Most opted for the two-dose Moderna or Pfizer/BioNTech vaccines.

Rhodes said several businesses have chosen not to reopen until Guam garners increases in air capacity.

"I understand we can expect to see increases in airline schedules starting September, therefore businesses can begin their reopening strategies, but it all depends on the pent-up demand from our key source markets in Asia," she said.

'Good sign of things to come'

While ongoing arrivals from Taiwan and those expected from Korea will not be what Guam was accustomed to, especially after receiving more than 1 million tourists a year prior to the pandemic, members of the tourism industry are hopeful.

"The impact of seeing more visitors safely come to Guam during this pandemic is a good sign of things to come," Leon Guerrero said. "There is great interest in Guam as a safe destination that offers the option for vaccine tourism. We will keep building on that momentum as it benefits everyone in our community, especially tourism-based businesses."

Some Tumon businesses that have stayed open or reopened are glad to start seeing Taiwanese tourists once again.

"We haven't seen a lot of them, but only a few.
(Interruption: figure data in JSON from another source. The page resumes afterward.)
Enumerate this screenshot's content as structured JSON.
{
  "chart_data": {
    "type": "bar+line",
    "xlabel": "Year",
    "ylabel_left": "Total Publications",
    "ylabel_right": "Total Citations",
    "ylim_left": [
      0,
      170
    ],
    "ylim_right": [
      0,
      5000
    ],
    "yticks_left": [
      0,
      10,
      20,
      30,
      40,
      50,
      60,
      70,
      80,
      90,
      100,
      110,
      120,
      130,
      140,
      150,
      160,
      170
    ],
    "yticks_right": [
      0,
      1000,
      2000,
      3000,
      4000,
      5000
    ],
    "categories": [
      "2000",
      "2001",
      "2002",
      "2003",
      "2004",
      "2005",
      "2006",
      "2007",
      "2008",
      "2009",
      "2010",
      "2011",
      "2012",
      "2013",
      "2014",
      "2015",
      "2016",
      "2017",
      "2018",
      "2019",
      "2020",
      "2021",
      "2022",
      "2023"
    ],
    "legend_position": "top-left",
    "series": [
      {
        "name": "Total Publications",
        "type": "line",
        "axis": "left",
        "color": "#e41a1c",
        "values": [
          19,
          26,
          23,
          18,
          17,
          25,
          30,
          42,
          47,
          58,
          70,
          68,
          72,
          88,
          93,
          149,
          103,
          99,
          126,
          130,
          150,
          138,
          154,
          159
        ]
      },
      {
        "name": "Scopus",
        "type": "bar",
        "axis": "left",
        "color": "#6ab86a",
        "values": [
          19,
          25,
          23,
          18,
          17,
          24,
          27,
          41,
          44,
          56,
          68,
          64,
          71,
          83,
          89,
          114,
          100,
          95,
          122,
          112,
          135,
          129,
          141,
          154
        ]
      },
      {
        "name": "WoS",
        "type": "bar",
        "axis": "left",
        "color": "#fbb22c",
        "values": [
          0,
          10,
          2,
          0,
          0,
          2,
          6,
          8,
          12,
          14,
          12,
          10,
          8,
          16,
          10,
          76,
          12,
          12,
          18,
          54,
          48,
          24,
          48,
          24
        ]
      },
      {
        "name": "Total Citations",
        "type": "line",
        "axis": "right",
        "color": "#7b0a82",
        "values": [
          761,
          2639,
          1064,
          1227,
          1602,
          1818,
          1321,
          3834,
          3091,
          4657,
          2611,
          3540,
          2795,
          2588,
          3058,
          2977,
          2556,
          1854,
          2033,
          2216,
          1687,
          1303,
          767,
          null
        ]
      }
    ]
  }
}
But we're happy to see tourists are back and we surely are looking forward to seeing much more," said Jolleen Merur, restaurant manager on duty at TGI Fridays.

During the pandemic, when there were no tourist arrivals, TGI Fridays relied on residents and military service members to keep the restaurant open, Merur said.

While the pandemic restricted travel mostly for tourism purposes, arrivals to Guam didn't really stop as United Airlines and Philippine Airlines, among others, continued flights.

Even before the formal launch of Air V&V, American expats from Thailand, Japan, the Philippines and other Asian countries started coming to Guam to get their COVID-19 vaccinations and vacation at the same time.

GVB also has started working on incentives to encourage tourists to return to Guam, including paying for tourists' PCR testing before they return to their home countries. Each PCR test costs $150 to $200.

A $500 shopping voucher that tourists can redeem only at businesses on Guam also remains an option for GVB.